Understanding the Role of Gibberellic Acid and Paclobutrazol in Terminal Heat Stress Tolerance in Wheat.

Understanding the physiological mechanism of tolerance under stress conditions is an imperative aspect of the crop improvement programme. The role of plant hormones is well-established in abiotic stress tolerance. However, the information on the role of gibberellic acid (GA) in abiotic stress tolerance in late sown wheat is still not thoroughly explored.

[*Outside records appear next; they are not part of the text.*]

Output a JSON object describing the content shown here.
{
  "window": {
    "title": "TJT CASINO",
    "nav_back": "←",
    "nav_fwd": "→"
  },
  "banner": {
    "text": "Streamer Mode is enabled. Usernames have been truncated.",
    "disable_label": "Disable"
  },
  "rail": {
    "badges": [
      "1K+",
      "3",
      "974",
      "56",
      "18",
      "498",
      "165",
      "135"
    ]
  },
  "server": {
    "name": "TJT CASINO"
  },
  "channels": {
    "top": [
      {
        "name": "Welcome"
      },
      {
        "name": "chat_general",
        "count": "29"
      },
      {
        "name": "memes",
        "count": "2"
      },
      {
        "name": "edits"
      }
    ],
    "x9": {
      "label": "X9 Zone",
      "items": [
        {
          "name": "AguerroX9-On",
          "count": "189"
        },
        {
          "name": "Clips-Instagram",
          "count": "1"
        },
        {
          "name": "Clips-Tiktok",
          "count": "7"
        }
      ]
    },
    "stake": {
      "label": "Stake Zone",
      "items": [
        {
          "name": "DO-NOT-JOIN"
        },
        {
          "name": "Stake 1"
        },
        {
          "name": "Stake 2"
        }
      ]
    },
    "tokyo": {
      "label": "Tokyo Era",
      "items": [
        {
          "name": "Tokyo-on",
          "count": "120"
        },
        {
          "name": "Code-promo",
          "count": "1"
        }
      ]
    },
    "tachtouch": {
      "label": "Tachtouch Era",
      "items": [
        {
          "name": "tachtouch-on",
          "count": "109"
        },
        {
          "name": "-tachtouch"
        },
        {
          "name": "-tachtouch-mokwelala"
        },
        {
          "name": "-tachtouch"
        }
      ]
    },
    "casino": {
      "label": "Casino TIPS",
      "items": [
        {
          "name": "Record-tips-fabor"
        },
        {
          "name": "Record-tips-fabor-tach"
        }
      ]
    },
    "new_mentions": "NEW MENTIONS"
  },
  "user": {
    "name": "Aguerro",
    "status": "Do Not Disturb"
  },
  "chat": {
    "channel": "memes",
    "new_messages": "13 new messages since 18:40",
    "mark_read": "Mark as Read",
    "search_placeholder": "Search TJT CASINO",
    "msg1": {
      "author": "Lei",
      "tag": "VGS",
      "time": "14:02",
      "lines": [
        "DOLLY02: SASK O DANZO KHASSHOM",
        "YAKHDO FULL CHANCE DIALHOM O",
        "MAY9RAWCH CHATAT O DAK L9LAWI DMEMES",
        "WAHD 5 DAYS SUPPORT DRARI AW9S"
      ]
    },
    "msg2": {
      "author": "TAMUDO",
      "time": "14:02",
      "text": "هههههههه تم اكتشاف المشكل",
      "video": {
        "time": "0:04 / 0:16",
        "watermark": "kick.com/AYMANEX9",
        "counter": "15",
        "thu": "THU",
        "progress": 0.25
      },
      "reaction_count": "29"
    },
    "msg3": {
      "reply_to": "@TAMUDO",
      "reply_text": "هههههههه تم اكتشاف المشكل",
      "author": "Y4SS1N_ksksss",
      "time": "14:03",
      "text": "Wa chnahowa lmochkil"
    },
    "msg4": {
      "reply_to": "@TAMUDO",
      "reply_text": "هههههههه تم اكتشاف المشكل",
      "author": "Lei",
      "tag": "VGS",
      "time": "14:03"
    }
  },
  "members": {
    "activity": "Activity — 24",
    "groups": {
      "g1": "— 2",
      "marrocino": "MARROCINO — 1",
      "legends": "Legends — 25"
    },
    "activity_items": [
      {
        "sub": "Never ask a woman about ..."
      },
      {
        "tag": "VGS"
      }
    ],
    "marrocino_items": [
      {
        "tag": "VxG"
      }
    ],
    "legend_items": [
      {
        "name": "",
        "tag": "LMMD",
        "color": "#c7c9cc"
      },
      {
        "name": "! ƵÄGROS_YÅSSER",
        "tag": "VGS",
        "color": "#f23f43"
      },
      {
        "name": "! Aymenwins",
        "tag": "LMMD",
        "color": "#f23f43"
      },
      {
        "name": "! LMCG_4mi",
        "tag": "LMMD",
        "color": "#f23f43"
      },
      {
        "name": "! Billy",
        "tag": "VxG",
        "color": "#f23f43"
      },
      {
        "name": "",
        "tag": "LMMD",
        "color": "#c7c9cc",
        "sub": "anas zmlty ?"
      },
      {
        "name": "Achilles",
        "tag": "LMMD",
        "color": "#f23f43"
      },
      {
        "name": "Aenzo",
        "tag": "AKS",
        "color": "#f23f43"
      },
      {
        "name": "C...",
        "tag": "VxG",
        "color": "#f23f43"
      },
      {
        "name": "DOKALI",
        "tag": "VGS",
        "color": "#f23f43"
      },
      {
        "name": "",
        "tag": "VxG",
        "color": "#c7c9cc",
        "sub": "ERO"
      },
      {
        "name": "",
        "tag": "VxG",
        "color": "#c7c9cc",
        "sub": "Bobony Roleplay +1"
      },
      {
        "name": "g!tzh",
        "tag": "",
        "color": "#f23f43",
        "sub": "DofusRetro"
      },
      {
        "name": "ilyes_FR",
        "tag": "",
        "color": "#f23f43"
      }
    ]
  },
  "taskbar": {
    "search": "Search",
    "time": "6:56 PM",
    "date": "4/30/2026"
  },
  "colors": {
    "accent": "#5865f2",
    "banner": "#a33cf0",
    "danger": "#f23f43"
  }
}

Thus, we aimed to investigate the role of endogenous GA3 level in stress tolerance in contrasting wheat cultivars, viz., temperature-tolerant (HD 2643 and DBW 14) and susceptible (HD 2189 and HD 2833) cultivars under timely and late sown conditions. We created the variation in endogenous GA3 level by exogenous spray of GA3 and its biosynthesis inhibitor paclobutrazol (PBZ). Tolerant genotypes had higher antioxidant enzyme activity, membrane stability, and photosynthesis rate, lower lipid peroxidase activity, and better growth and yield traits under late sown conditions attributed to H2O2 content. Application of PBZ escalated antioxidant enzymes activity and photosynthesis rate, and reduced the lipid peroxidation and ion leakage in stress, leading to improved thermotolerance. GA3 had a non-significant effect on antioxidant enzyme activity, lipid peroxidation, and membrane stability. However, GA3 application increased the test weight in HD 2643 and HD 2833 under timely and late sown conditions. GA3 upregulated GA biosynthesis and degradation pathway genes, and PBZ downregulated kaurene oxidase and GA2ox gene expression. GA3 also upregulated the expression of the cell expansins gene under both timely and late sown conditions. Exogenous GA3 did not increase thermotolerance but positively affected test weight and cell expansins gene expression. No direct relationship existed between endogenous GA3 content and stress tolerance traits, indicating that PBZ could have conferred thermotolerance through an alternative mechanism instead of inhibiting GA3biosynthesis.